I’ve been dating my boyfriend for 7 months but we have been seeing each other since June last year. The relationship is good, we communicate and fix any issues as they happen, we are happy.

My bf has a friend from his hometown who I’ve met once at an event before we were dating. She was nice enough and was chatty with her and her boyfriend at the event. Long story short, I realized she blocked me on all social media. I asked my bf if there was something I did wrong. He didn’t know so he asked her and then told me she didn’t really answer why.

I chose to drop it, but see her sending him snapchats every once in a while and he talks to her bf sometimes too. Not everyone has to like me, but I’m kinda uncomfortable she has me blocked for no reason and still talks to my bf. know he would not cheat, and she has a boyfriend.
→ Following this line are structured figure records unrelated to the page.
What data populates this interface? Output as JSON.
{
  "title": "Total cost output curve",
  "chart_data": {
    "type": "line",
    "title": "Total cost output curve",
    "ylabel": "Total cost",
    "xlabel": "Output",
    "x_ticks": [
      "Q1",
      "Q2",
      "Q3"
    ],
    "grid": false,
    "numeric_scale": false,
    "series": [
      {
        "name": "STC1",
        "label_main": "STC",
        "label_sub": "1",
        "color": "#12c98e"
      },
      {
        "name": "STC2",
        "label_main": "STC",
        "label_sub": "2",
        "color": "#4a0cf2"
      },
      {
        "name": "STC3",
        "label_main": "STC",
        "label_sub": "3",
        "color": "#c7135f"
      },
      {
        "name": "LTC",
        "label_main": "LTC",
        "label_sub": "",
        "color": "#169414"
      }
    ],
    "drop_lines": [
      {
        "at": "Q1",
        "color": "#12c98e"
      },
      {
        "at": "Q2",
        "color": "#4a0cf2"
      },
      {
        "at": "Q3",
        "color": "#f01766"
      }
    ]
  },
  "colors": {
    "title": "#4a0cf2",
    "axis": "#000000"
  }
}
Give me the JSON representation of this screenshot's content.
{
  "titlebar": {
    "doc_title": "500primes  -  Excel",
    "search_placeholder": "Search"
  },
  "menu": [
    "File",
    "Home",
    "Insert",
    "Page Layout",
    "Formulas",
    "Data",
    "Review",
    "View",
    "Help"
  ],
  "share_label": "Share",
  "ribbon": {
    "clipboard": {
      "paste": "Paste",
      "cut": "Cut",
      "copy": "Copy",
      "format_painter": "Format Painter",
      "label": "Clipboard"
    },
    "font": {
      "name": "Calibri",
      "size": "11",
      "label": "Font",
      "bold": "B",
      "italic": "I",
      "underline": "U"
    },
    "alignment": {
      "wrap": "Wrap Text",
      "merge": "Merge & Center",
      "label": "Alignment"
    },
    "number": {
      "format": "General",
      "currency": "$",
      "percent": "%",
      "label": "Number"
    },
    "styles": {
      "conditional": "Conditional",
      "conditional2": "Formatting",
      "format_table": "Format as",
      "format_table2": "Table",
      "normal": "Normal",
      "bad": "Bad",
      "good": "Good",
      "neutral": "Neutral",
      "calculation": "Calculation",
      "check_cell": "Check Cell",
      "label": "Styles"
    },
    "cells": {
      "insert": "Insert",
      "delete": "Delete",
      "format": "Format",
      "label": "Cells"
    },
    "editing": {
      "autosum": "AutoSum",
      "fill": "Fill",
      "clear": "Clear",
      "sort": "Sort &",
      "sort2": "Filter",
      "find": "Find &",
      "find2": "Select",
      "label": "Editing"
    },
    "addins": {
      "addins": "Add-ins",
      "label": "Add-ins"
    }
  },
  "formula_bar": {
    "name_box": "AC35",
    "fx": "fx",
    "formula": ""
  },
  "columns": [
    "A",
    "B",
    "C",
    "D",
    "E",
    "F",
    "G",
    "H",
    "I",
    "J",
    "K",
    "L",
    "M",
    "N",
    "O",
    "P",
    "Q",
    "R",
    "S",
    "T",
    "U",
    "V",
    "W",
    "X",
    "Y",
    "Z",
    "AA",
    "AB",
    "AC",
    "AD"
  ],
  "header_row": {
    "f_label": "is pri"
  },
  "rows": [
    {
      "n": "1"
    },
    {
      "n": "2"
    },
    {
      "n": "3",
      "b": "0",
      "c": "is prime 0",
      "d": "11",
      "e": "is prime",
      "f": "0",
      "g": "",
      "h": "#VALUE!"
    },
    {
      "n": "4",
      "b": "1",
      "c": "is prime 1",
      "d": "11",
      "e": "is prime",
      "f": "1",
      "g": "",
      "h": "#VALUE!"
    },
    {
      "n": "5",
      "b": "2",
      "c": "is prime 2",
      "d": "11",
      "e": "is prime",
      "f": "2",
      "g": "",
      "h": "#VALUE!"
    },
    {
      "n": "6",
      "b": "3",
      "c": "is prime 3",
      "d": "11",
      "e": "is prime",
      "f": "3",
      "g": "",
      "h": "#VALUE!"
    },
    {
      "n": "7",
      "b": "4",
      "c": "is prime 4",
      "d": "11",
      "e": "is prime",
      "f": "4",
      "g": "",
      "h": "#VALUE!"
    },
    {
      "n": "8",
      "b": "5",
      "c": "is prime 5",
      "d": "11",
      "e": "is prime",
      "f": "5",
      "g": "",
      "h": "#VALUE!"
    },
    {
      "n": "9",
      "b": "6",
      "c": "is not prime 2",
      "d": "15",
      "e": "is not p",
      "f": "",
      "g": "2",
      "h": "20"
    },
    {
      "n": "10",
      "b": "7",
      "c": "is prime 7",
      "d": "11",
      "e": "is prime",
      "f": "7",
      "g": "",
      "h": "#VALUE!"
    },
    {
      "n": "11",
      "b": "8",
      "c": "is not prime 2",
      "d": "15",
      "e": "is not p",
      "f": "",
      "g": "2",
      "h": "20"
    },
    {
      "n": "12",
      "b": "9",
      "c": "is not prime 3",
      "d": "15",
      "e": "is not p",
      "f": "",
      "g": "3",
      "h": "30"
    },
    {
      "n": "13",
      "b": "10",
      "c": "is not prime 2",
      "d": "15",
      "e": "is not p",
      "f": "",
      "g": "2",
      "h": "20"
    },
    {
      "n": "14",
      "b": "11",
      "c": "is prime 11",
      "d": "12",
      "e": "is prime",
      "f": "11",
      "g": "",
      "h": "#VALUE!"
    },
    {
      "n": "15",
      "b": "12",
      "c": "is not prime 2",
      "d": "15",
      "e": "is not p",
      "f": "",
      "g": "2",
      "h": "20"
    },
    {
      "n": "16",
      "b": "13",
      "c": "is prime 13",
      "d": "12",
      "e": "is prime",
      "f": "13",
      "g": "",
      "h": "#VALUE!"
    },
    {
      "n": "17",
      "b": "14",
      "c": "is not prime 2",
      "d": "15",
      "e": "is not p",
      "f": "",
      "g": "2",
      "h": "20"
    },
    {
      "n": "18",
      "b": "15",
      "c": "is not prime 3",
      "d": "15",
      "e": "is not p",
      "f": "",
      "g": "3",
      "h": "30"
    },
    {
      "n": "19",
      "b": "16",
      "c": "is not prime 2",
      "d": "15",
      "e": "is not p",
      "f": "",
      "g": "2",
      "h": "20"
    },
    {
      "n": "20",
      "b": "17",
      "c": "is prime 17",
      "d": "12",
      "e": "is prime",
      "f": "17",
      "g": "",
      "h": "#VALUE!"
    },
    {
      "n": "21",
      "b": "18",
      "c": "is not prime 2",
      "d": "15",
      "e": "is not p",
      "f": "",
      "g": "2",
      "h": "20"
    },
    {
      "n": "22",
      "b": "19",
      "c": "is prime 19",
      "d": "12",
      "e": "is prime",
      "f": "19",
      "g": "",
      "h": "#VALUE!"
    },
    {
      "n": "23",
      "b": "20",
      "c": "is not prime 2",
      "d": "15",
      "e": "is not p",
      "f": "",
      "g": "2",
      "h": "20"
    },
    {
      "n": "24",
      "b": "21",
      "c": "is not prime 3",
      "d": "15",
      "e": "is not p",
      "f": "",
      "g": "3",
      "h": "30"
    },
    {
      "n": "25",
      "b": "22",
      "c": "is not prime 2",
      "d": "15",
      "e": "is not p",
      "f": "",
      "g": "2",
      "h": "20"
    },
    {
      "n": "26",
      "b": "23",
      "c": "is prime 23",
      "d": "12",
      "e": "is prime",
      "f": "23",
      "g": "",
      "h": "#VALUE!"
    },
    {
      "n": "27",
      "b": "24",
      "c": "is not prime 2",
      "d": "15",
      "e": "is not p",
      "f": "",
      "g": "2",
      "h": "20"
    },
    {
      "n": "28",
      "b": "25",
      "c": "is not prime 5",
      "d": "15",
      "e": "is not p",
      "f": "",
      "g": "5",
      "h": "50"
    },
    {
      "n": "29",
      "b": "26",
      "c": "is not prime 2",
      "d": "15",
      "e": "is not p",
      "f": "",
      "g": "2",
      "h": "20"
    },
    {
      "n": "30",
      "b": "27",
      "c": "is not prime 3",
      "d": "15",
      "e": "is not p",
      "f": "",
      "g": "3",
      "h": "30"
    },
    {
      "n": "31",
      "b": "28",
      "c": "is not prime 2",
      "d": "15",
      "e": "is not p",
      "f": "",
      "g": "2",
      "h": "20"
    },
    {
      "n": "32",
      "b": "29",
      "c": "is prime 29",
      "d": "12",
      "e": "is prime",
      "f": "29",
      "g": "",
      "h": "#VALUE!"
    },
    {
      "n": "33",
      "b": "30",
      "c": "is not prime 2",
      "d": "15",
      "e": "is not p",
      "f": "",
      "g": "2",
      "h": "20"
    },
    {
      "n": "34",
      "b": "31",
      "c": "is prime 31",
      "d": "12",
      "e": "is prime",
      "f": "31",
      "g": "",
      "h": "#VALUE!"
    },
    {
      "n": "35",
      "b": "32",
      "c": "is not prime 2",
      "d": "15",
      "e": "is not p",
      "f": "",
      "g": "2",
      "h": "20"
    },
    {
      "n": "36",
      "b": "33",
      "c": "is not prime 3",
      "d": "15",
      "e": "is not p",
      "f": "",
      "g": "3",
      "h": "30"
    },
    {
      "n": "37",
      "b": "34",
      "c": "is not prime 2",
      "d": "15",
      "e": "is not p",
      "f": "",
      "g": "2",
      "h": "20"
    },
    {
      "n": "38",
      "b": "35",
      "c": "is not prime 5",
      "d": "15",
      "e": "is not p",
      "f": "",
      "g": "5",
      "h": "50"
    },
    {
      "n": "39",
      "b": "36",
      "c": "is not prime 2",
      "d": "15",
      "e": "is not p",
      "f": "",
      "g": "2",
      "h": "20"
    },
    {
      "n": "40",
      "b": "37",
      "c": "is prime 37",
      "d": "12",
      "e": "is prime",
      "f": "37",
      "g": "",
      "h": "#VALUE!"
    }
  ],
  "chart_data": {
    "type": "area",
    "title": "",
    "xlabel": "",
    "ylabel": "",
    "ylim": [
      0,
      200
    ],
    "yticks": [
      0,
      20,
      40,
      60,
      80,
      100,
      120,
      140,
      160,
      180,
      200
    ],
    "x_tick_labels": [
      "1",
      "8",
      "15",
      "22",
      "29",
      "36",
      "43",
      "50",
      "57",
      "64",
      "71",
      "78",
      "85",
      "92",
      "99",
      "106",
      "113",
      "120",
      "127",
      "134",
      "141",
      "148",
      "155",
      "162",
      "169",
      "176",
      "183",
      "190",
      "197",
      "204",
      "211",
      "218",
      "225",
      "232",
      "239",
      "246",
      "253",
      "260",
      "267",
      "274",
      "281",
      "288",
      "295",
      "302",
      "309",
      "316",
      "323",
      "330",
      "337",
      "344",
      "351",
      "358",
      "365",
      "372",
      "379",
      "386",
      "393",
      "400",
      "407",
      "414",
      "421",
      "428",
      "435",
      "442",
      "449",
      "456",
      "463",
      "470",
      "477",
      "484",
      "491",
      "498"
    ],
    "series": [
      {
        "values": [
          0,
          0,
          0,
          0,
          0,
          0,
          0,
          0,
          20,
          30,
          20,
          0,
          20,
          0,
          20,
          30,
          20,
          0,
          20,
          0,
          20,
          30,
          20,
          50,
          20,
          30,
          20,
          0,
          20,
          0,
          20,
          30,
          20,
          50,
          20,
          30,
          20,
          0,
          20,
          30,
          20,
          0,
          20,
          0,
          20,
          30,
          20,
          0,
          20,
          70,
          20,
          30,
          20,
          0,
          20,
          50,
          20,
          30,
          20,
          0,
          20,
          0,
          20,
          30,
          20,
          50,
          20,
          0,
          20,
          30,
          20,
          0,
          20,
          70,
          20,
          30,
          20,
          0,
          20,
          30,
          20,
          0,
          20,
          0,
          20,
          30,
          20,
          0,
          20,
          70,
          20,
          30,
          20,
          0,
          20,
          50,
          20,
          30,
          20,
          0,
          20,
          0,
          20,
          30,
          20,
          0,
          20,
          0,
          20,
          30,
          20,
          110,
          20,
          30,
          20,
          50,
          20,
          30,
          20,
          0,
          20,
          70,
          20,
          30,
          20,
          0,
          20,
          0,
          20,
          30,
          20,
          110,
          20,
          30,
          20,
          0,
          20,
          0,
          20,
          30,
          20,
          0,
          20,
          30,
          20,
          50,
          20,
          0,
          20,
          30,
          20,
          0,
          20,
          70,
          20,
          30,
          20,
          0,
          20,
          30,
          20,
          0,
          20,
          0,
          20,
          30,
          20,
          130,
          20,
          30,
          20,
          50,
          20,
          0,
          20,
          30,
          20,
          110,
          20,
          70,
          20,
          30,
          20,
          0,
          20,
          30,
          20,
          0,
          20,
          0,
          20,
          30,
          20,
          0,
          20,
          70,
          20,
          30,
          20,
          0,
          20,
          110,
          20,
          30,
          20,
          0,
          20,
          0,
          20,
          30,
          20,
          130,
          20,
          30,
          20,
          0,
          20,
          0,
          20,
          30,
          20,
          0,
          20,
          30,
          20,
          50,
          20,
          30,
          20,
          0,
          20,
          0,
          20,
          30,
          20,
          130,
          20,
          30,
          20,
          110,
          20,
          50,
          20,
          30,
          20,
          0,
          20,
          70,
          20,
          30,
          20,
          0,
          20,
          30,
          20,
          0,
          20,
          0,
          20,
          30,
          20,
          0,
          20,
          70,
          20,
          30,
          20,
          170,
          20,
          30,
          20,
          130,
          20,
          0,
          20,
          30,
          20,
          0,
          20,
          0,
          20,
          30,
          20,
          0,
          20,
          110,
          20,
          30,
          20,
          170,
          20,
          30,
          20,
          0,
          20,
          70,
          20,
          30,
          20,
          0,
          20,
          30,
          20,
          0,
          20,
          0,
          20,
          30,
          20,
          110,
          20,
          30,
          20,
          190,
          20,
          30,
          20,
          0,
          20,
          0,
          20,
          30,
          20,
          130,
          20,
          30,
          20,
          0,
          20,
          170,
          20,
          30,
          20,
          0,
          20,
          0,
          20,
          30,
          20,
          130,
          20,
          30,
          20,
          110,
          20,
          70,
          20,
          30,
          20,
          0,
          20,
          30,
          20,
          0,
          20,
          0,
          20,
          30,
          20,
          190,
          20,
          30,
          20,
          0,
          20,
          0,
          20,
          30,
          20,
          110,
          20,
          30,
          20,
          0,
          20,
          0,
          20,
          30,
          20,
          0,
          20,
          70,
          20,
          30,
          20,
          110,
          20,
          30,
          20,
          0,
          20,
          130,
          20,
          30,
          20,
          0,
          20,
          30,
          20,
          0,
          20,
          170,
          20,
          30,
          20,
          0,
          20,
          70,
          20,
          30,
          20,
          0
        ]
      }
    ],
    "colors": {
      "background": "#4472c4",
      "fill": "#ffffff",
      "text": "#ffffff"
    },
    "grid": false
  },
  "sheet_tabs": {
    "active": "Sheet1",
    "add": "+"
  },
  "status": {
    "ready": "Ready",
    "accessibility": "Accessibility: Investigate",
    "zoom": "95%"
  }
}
Do I address this with him again even though it’s not a big deal? He knows it bothers me that she has me blocked. I’m probably never going to see her again anyways.

14 comments
  1. Yes, you definitely should. It’s not okay that he’s all buddy buddy with this friend that has blocked you for no reason?? That isn’t okay and needs to be worked out. At the end of the day he will need to figure out where his priorities are

  2. I know the obvious first response is “oh, she’s shady. She must be after him. There’s something going on.” But I’m wondering if she’s had problems with some of his exes and this is a preventative measure to avoid drama. I mean, if I was really good friends with a guy and one or more of his past girlfriends had stalked, harassed, or threatened me on social media because they were threatened by our friendship, I might want to block any future girlfriends to prevent having to deal with the same behavior.

  3. There’s definitely something that’s not in your sight… Nobody blocks nobody for no reason. Do you not think she might have a crush on your bf and might have grown a tad bit jealous of you?

    I appreciate your bf for taking it to her without trying to shove it off when you bought it up; he seems to be an honest and straightforward lad.

    If this is nagging you too much, try planning a trip or a double date, where you can get some space to address this with her. I think she’ll like you after getting to know you better and this will fade away.

    Good luck OP! Have a nice day

  4. This might be an unpopular opinion, but I don’t really see why this matters. As long as he is being appropriate and not talking about you and your relationship with her then I don’t see the harm in him having a friend who has you blocked. I’d be more concerned if there was actual animosity between the two of you or she was shit talking you to him.

    They’re both in committed relationships, and it doesn’t sound like you have any reason to distrust your partner.

    But in the end, it’s up to you. I don’t think it’s a bad thing to raise the topic with him again if it truly bothers you this much. Just be careful in how you talk about it to not be controlling about it.

  5. If she senses that you’re the jealous or suspicious type (not that you are), she might just feel a little better knowing that you can’t snoop (not that you were).

    People can’t help but do all kinds of sleuthing sometimes. Also, if they’re particularly good friends (my best friend is a woman) it might be the case that she’s more comfortable not being on the radar at all in case something was said that was misunderstood.

    I don’t get alarms going off yet on this one. Especially since he chats with her BF.

  6. Yeah that’s super weird ,like if she just didn’t like you she would just not have you friended or added .but to straight up block you ….. that’s sus .did your bf show you the text where he actually asked her why? I would mention to him it’s nagging on you bc it doesn’t make sense at all ,and as his friend he should know her better ,does she do this to all his past gf? Lots to think about girl but something isn’t sitting right .
    Lol if it was me I’d make another account and add her to see what’s up .

  7. Why not talk to her ? say hey I was going to add you but noticed I’m blocked and not to cause drama just wanted to make sure I didn’t offend you somehow. There’s no pressure but since you and you bf are friends with mine I wanted to make sure we were in a good place ? Let her explain to you .

  8. I’d mention it makes you feel awkward (not sure if that’s the right word for it) that she has you blocked but seems to want to stay in touch with him. It’s definitely odd behavior imo. What does she want to hide? Is there any reason she’d want you specifically blocked as opposed to just making her profile private? Idk, something just sounds odd to me about it.

    Behind that, just keep an eye on the situation between her and your bf. Personally, I don’t think men/women can be “just friends” long term. At some point someone always catches feelings or wants to at least add some benefits to the friendship. I’ve had some bad experiences though so there’s that.

  9. Why would she block him? They are long time friends. She is not your friend, never was. Not all of your partners friends are going to like you and vice versa.

  10. When my husband and I announced our engagement one of his female friends, who also dated one of husbands friends, burst into tears and was saying “He was supposed to be mine”. My husband said he didn’t have a clue and would of never dated her in the past because of his friend anyway. New gf’s behavior is definitely odd.

  11. The huge red flag for me is that bf said he asked her and “she never really answered why”.

    That’s sus af.

    Him: why did you block my gf?

    Her: look at that squirrel over there?

    Him: hey babe she didn’t really answer me.

    See how implausible that sounds?

    He knows why. He isn’t telling you why.